AeroGrab: A Unified Framework for Aerial Grasping in Cluttered Environments
This work addresses the challenge of aerial manipulation for robotics in cluttered settings, representing an incremental improvement by integrating existing components into a complete end-to-end system.
The paper tackles the problem of reliable aerial grasping in cluttered environments by developing an integrated pipeline that combines active exploration, grasp generation, and collision-aware feasibility evaluation, resulting in robust and reliable grasp execution in real-world scenarios.

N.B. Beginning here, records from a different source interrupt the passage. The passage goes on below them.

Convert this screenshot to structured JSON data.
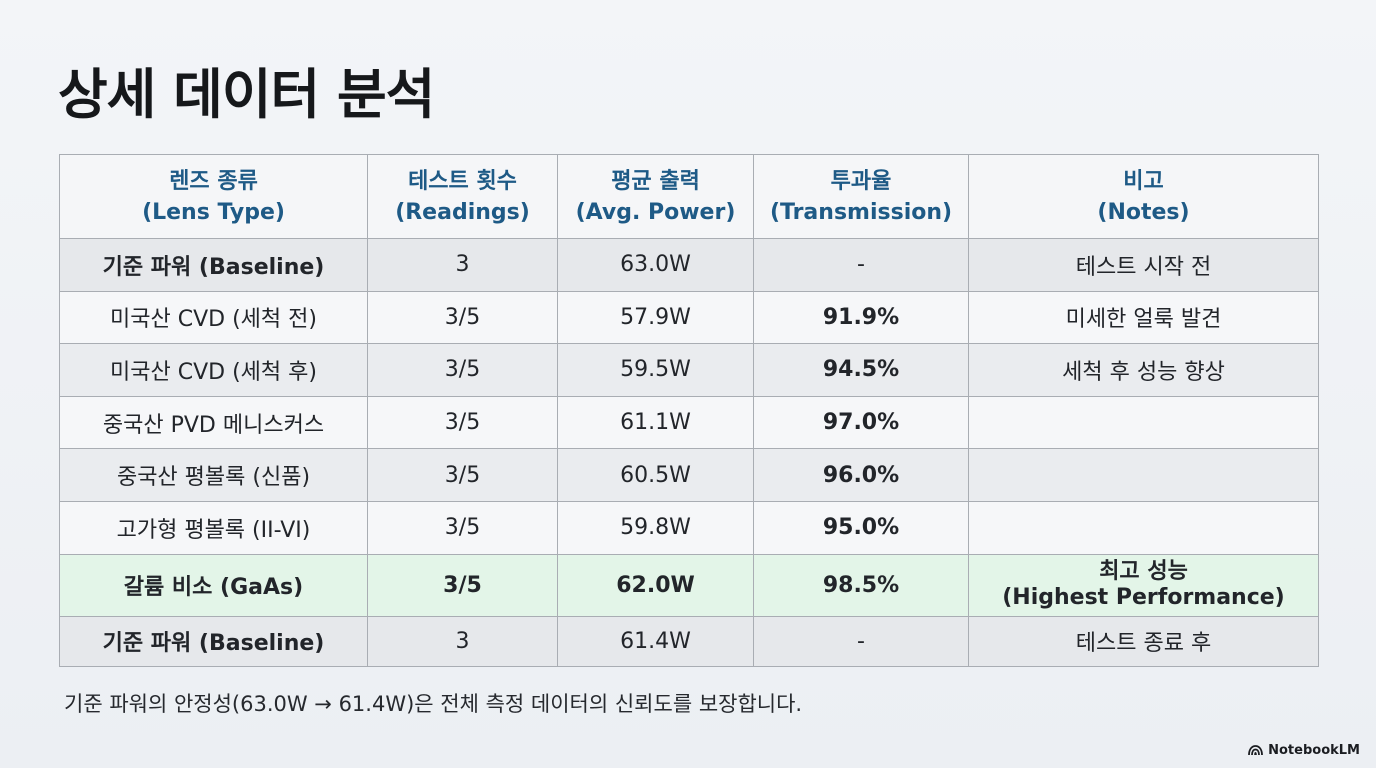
{
  "title": "상세 데이터 분석",
  "table": {
    "headers": [
      {
        "ko": "렌즈 종류",
        "en": "(Lens Type)"
      },
      {
        "ko": "테스트 횟수",
        "en": "(Readings)"
      },
      {
        "ko": "평균 출력",
        "en": "(Avg. Power)"
      },
      {
        "ko": "투과율",
        "en": "(Transmission)"
      },
      {
        "ko": "비고",
        "en": "(Notes)"
      }
    ],
    "rows": [
      {
        "lens": "기준 파워 (Baseline)",
        "readings": "3",
        "power": "63.0W",
        "transmission": "-",
        "notes": "테스트 시작 전"
      },
      {
        "lens": "미국산 CVD (세척 전)",
        "readings": "3/5",
        "power": "57.9W",
        "transmission": "91.9%",
        "notes": "미세한 얼룩 발견"
      },
      {
        "lens": "미국산 CVD (세척 후)",
        "readings": "3/5",
        "power": "59.5W",
        "transmission": "94.5%",
        "notes": "세척 후 성능 향상"
      },
      {
        "lens": "중국산 PVD 메니스커스",
        "readings": "3/5",
        "power": "61.1W",
        "transmission": "97.0%",
        "notes": ""
      },
      {
        "lens": "중국산 평볼록 (신품)",
        "readings": "3/5",
        "power": "60.5W",
        "transmission": "96.0%",
        "notes": ""
      },
      {
        "lens": "고가형 평볼록 (II-VI)",
        "readings": "3/5",
        "power": "59.8W",
        "transmission": "95.0%",
        "notes": ""
      },
      {
        "lens": "갈륨 비소 (GaAs)",
        "readings": "3/5",
        "power": "62.0W",
        "transmission": "98.5%",
        "notes_line1": "최고 성능",
        "notes_line2": "(Highest Performance)"
      },
      {
        "lens": "기준 파워 (Baseline)",
        "readings": "3",
        "power": "61.4W",
        "transmission": "-",
        "notes": "테스트 종료 후"
      }
    ]
  },
  "footnote": "기준 파워의 안정성(63.0W → 61.4W)은 전체 측정 데이터의 신뢰도를 보장합니다.",
  "brand": "NotebookLM",
  "colors": {
    "header_text": "#1e5a86",
    "highlight_row": "#e3f5e8",
    "grey_row": "#e6e8eb"
  }
}
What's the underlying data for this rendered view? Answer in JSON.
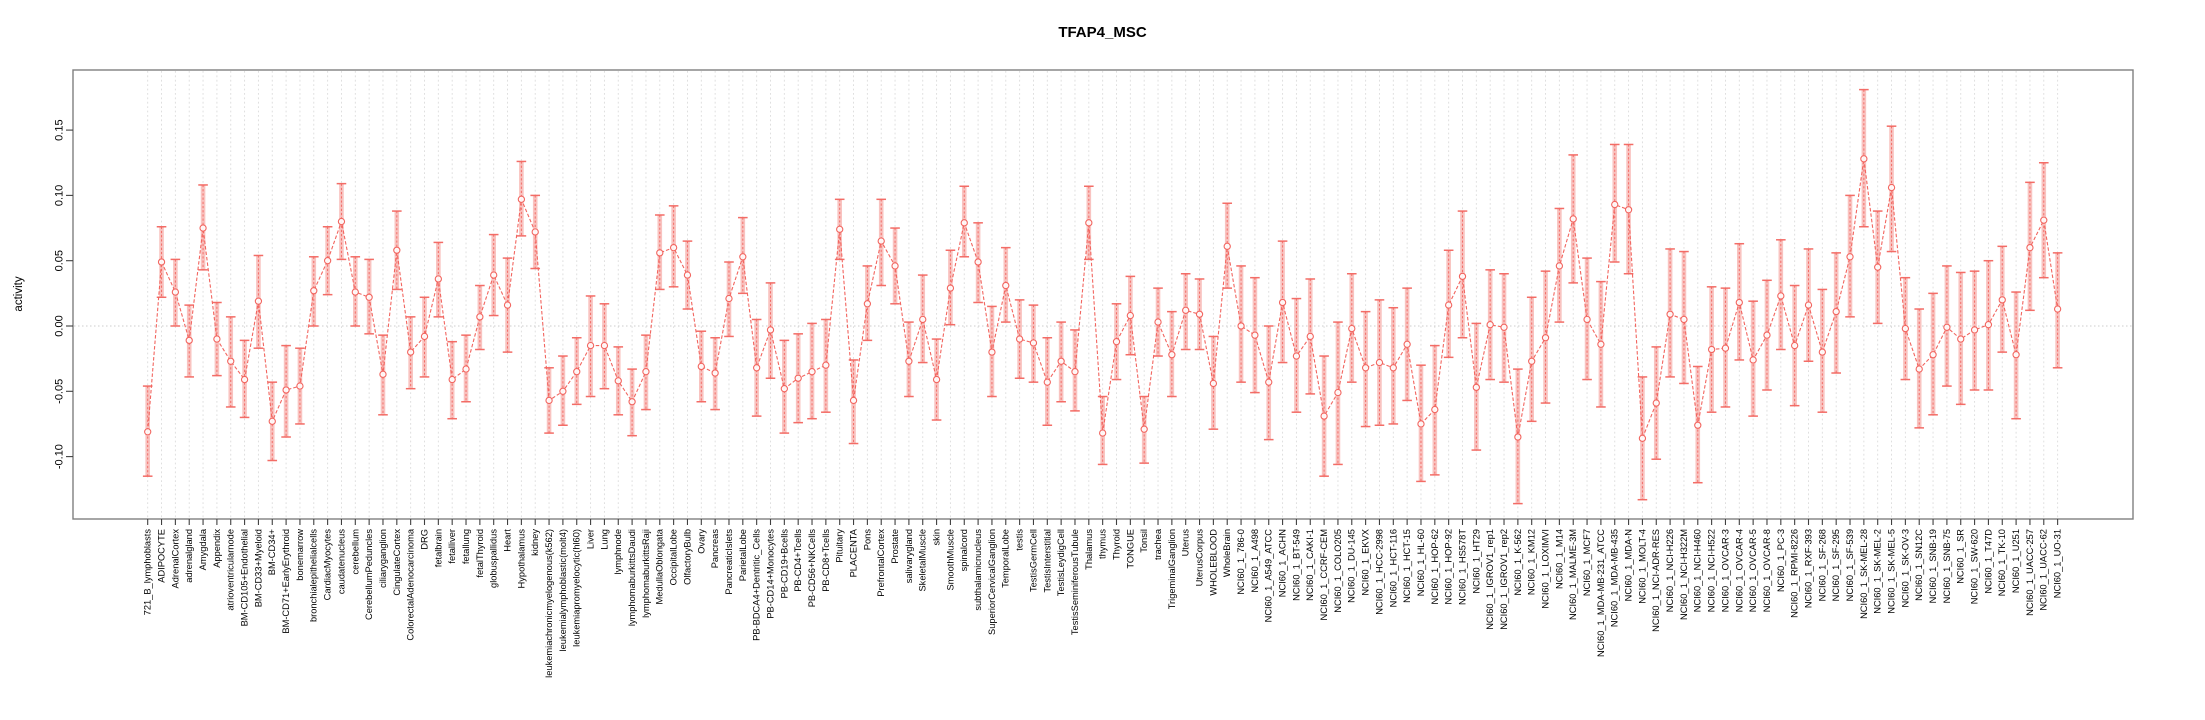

Reliable aerial grasping in cluttered environments remains challenging due to occlusions and collision risks. Existing aerial manipulation pipelines largely rely on centroid-based grasping and lack integration between the grasp pose generation models, active exploration, and language-level task specification, resulting in the absence of a complete end-to-end system. In this work, we present an integrated pipeline for reliable aerial grasping in cluttered environments. Given a scene and a language instruction, the system identifies the target object and actively explores it to gain better views of the object. During exploration, a grasp generation network predicts multiple 6-DoF grasp candidates for each view. Each candidate is evaluated using a collision-aware feasibility framework, and the overall best grasp is selected and executed using standard trajectory generation and control methods. Experiments in cluttered real-world scenarios demonstrate robust and reliable grasp execution, highlighting the effectiveness of combining active perception with feasibility-aware grasp selection for aerial manipulation.